I hear it all the time. People feel embarrassed or frustrated because they think they should be able to keep up, especially when other areas of their life are going so well. But the truth is, most organizing advice was never designed for the ADHD brain. It relies on consistency, detailed systems, and routines that look great but are difficult to maintain in real life.
So when those systems do not stick, it is easy to assume you are the problem. You are not. The system is.
This is why I specialize in working with clients with ADHD. My background in special education taught me how to meet people where they are and understand that everyone processes information and tasks differently. When I walk into a home, I am not trying to force a perfect system into place. I am paying attention to how you naturally move through your space, where things tend to pile up, and what feels easy versus overwhelming.

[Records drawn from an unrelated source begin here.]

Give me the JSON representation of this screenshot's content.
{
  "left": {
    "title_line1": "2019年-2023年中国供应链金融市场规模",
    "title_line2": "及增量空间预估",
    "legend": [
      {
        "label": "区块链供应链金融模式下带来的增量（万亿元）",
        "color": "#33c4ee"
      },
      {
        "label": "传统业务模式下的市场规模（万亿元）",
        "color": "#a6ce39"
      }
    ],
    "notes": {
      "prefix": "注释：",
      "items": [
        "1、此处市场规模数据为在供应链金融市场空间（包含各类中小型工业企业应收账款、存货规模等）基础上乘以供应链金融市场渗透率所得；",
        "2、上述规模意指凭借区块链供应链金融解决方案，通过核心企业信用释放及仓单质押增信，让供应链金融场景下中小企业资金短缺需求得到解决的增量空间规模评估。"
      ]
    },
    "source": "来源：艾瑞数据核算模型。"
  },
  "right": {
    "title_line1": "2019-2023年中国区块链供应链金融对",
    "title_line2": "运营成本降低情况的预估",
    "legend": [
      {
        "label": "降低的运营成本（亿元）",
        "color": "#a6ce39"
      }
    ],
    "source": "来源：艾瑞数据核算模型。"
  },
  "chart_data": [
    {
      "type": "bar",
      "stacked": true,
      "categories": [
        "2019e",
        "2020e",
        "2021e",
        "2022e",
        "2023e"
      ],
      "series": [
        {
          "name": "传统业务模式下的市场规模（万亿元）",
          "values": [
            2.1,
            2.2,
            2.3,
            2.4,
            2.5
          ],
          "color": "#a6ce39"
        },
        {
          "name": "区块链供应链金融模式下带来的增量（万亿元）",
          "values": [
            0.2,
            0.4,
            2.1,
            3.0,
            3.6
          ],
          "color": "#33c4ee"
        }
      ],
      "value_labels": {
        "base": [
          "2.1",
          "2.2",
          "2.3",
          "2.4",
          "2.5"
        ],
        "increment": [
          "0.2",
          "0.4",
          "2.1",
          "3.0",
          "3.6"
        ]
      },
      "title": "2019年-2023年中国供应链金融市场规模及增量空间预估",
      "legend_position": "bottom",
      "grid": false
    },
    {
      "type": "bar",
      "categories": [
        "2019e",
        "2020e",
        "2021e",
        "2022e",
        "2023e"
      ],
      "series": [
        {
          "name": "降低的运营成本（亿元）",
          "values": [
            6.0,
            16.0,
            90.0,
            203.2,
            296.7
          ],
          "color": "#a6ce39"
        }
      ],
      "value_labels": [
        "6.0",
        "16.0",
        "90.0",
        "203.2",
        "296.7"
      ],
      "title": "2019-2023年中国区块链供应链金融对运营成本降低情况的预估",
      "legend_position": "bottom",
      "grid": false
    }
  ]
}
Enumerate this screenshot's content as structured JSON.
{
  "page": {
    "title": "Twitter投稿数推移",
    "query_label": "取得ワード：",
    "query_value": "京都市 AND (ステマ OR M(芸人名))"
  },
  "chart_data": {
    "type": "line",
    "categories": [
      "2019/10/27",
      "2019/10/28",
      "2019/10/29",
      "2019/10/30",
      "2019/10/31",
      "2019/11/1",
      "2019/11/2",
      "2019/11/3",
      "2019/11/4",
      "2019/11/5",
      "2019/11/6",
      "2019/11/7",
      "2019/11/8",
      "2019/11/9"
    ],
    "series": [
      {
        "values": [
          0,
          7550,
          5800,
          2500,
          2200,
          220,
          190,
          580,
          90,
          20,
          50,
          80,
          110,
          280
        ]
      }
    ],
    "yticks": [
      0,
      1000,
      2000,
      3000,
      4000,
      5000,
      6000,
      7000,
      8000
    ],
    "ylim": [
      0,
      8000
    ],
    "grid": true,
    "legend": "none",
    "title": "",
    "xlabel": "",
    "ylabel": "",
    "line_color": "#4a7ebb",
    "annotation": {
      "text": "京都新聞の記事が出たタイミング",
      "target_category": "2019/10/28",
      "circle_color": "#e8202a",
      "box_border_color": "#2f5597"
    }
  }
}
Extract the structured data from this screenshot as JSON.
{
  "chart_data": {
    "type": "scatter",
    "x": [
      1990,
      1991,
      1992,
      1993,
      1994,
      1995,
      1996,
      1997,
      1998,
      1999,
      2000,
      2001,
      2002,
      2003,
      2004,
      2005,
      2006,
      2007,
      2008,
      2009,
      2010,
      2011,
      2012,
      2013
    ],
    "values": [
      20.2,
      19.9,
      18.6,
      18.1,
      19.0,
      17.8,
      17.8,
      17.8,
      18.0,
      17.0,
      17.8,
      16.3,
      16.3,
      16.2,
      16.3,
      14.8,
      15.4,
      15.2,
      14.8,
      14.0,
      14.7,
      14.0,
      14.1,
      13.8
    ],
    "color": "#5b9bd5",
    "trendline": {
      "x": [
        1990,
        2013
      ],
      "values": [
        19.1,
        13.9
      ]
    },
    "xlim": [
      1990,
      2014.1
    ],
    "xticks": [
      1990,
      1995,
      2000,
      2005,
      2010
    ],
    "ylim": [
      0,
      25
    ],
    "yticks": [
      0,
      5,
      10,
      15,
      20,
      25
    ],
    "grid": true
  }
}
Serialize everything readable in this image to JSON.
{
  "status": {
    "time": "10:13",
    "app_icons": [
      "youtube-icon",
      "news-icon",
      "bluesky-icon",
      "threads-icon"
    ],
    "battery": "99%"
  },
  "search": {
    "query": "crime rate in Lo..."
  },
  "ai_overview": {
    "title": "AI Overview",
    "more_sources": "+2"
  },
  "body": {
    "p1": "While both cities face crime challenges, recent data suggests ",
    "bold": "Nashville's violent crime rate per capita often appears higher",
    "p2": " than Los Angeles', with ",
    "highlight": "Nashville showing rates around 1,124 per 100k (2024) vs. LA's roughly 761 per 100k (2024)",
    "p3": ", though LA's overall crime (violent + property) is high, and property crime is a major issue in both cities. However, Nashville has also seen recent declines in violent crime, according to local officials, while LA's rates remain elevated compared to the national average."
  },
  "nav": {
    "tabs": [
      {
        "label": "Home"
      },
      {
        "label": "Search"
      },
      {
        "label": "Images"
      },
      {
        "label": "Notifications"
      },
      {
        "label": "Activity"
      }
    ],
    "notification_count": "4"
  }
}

From there, we build systems that actually work for you. “Here is a box, now put all your pens in it,” that seems so simple but there is more to it. Is the box clear because if not you have to remember what is in the box. You can also label the box pens. Is there a lid on the box? Taking the lid off is an additional step. Shoe box with pens vs. clear box with no lid with pens, sometimes it really is that simple, for pens anyways.
I also structure sessions in a way that supports how your brain functions. Longer, exhausting days often lead to burnout, so I offer shorter sessions when needed. This helps you stay engaged, make real progress, and avoid that point where everything suddenly feels like too much. We focus on building momentum and creating systems you can maintain on a normal day, not just your best day.
One of my favorite examples of this is a client I worked with over the course of a month. I came back several times to continue building on what we started, and each time I returned, I noticed that the areas we had already worked on were mostly maintained. They had not fallen apart, which is a huge win, but she had not really moved forward on new areas yet, even with time in between sessions. That is something I see often, and it is completely normal.
Then something shifted.
When I came back for our next session, we were planning to start in her bathroom. But instead of starting from scratch, she had already gone through everything on her own. She had sorted items into baskets by product type and had already let go of what she did not want.
That moment mattered so much.
Not only did it cut our time in that space by more than half, but it allowed us to immediately move into refining and organizing at a deeper level. We were able to break things down further, talk through what made sense for her daily routine, and figure out how to make everything function in a small space.
More importantly, she showed that she had truly learned the systems we created together and adapted them to fit her life.
That is always the goal. Not perfection, but progress and understanding that carries over into other areas of your home.
Everything I do is built around creating that kind of change without judgment. You are not behind, and you are not failing. You have simply been trying to use systems that were never designed for how your brain works.
My goal is not just to organize your space, but to help you feel lighter in your home, more in control of your day to day life, and confident that what we create together will actually last. Because when your space starts working for you instead of against you, everything else begins to feel a little easier too.